We sat for awhile in the heat, each thinking our own thoughts. That's when I saw them. Sheriff Duncan and his sidekick Moses. Wonder what they want?
Whatever it is, I didn't do it. They opened the wrought-iron gate and sauntered up the brick-lined walkway. Aunt May sat up, but her swollen feet wouldn't
allow for much. I got up and greeted them.

"How's it goin sheriff?"

For some strange reason, he wouldn't look at me. He averted his gaze and went over to my aunt. Moses just stood there as always; silent but there.
I watched them speak. Aunt May kept darting her eyes to and fro. She seemed nervous. I began to feel a chill make its unsteady crawl up my spine. Something was wrong.
He finally straightened and approached me, all the while my aunt's helpless gaze seemed to be warning me. Don't. Don't.

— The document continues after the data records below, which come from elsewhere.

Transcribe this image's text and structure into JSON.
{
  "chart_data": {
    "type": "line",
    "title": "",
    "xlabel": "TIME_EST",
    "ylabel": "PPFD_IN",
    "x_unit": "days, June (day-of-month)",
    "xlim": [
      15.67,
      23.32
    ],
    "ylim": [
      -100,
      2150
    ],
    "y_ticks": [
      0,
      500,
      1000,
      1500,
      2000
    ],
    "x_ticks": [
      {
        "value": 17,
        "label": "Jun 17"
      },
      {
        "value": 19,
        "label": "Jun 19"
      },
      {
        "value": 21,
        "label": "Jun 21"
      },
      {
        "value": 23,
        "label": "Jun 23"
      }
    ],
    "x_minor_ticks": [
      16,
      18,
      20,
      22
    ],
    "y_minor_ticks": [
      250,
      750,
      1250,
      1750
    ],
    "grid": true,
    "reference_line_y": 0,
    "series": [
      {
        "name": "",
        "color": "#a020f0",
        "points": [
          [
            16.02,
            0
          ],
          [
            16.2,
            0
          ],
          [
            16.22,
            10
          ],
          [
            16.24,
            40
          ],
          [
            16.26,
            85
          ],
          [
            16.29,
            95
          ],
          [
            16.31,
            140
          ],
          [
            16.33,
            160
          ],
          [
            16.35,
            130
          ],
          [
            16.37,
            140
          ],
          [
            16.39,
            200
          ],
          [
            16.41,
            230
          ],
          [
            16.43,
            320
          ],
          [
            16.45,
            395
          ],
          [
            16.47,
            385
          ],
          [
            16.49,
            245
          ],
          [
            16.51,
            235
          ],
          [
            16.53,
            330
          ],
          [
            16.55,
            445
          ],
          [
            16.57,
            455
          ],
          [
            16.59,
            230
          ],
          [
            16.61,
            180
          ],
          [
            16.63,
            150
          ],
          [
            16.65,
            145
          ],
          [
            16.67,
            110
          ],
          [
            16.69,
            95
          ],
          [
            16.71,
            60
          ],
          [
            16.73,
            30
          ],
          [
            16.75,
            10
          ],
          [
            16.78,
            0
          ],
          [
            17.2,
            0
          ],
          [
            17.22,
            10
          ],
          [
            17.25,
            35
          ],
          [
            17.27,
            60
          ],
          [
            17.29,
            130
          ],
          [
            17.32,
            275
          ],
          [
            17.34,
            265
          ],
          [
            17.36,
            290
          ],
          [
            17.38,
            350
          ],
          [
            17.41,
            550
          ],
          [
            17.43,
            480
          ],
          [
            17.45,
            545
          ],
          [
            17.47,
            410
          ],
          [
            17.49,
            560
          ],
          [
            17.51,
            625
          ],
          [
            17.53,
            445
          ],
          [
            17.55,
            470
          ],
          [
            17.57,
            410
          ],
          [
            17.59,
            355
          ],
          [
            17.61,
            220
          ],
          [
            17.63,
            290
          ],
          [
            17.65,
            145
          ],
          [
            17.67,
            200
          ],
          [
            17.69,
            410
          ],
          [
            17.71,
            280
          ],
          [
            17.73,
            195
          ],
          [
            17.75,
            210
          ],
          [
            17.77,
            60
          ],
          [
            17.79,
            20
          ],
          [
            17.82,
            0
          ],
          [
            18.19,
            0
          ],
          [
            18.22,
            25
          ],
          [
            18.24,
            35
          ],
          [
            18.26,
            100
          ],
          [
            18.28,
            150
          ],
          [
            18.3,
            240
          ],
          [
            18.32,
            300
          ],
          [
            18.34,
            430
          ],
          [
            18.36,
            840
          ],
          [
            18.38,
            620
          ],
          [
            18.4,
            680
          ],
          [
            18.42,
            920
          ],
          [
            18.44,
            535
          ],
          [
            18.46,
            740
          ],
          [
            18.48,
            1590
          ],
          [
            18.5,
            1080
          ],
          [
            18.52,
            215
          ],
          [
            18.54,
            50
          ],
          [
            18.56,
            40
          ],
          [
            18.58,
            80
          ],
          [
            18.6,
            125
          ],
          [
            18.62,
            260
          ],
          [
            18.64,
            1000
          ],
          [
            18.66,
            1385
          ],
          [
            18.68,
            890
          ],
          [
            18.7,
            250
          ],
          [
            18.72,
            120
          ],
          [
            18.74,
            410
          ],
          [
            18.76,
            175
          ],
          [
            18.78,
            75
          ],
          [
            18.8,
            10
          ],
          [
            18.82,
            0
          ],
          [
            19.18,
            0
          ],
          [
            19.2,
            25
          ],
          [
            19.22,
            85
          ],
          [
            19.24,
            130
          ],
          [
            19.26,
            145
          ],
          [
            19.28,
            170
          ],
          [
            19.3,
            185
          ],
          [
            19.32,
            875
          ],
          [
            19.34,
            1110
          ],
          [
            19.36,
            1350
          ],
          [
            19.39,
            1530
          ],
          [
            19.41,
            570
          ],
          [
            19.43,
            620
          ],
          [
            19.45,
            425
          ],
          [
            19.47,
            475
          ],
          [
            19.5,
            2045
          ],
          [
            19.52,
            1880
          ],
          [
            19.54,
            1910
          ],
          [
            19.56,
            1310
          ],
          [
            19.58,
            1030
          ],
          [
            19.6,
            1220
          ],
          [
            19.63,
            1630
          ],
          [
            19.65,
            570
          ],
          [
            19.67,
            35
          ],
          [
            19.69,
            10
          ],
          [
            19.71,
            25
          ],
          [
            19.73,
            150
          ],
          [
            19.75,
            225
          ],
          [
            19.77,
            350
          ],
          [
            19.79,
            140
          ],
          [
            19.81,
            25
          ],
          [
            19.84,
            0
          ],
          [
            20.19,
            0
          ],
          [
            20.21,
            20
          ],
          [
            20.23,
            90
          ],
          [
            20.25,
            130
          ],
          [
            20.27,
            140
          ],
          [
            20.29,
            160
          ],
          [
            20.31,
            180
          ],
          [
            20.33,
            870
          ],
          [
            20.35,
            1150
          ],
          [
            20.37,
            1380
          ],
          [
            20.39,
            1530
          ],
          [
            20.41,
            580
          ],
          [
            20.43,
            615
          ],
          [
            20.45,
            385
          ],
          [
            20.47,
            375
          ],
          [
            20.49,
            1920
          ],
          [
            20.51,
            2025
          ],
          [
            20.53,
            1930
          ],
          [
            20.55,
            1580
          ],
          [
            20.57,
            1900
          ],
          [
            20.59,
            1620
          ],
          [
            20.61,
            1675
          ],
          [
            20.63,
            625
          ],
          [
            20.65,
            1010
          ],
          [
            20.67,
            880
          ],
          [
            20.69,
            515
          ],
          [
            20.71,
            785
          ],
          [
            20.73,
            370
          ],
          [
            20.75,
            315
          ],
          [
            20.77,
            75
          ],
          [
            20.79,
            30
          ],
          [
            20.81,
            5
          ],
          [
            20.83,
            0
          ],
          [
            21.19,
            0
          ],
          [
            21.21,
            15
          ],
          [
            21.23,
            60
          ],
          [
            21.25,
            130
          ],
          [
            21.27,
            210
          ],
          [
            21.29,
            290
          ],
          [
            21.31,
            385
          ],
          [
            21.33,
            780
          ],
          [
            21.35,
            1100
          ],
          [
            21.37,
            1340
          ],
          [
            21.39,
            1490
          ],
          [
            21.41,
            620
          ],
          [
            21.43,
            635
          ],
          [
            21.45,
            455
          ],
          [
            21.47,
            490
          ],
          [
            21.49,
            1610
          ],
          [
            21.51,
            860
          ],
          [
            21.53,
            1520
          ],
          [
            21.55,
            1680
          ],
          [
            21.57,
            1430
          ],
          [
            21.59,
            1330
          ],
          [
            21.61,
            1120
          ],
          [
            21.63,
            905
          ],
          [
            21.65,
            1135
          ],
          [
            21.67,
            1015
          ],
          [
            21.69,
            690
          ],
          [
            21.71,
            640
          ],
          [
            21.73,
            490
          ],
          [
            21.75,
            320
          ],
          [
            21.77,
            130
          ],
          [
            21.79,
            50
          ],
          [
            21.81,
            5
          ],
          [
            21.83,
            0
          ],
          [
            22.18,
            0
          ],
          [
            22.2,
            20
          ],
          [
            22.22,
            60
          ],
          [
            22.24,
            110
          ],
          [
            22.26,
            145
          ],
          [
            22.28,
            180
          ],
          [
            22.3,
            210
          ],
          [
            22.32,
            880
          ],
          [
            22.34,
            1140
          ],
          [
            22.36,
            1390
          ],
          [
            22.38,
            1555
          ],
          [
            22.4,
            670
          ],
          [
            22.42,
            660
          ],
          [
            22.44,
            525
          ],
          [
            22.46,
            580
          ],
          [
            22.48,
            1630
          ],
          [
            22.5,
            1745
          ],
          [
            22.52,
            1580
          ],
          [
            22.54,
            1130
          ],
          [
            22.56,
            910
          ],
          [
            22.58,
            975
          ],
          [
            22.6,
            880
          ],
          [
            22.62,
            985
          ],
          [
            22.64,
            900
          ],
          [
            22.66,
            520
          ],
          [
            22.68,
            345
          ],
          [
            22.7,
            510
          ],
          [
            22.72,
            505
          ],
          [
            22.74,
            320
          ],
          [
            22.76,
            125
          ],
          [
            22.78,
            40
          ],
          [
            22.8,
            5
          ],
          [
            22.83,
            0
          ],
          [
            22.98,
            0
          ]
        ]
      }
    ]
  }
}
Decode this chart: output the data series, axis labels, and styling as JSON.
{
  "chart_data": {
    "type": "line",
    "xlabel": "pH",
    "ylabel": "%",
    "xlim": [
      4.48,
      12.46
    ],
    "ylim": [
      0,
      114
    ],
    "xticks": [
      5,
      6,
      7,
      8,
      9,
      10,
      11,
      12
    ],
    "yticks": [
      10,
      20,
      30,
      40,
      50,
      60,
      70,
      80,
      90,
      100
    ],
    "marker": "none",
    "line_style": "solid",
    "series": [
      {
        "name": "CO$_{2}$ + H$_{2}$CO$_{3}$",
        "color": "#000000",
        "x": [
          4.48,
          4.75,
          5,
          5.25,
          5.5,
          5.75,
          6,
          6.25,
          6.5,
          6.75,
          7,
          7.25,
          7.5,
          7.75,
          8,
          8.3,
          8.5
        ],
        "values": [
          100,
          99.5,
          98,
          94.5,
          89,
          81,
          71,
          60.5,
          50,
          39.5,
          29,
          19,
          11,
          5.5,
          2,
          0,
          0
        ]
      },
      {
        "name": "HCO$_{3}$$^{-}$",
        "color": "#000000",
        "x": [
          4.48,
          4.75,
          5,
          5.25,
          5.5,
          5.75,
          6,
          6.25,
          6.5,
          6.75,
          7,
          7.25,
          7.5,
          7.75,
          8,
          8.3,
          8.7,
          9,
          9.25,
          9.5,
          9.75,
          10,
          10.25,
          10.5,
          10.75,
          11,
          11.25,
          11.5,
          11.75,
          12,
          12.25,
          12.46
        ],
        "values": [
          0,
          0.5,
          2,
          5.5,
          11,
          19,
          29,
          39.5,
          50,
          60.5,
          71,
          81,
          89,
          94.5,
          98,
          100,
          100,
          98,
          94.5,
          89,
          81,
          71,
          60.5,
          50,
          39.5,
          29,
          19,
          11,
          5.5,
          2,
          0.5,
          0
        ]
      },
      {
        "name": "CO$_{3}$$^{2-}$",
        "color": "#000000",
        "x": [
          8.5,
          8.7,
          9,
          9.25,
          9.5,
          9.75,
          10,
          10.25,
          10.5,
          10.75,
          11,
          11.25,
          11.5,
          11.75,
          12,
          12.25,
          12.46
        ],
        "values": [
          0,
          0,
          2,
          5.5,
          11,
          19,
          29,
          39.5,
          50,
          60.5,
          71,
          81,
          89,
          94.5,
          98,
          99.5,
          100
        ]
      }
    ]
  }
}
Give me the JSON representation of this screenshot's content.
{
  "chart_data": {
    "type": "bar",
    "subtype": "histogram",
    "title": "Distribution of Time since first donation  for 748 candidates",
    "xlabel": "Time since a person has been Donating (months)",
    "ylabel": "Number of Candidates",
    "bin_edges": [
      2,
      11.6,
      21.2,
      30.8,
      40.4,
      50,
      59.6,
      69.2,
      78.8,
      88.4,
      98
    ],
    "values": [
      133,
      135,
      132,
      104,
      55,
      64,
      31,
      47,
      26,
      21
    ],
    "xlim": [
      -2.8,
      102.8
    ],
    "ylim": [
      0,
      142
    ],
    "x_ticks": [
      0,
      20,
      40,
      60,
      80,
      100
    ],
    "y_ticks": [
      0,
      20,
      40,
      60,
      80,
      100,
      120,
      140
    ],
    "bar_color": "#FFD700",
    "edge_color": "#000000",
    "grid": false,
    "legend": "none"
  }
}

"I'm sorry for this son. But we need you to identify a body."

"Body? Who is it? Mom? Dad?"

"No." He took a deep breath. "Your....brother."

All I remember next was being led down toward the train tracks, where a dirty sheet covered a
heap beside the tracks. I walked on trembling legs toward the heap that covered a stanger I never
knew. I bent and lifted the sheet and saw his face. It was wilbur. Part of his handsome face had been
sheared off as he fell from the train. Later, much later, they would tell me he had been MIA. He
had made it out, he was coming home. He hadn't had much money and hadn't known where to find us.
So he had hopped this train. I couldn't understand that. It was Saturday, and everyone knows that trains
don't leave on Saturday. They just go back and forth. Back and forth.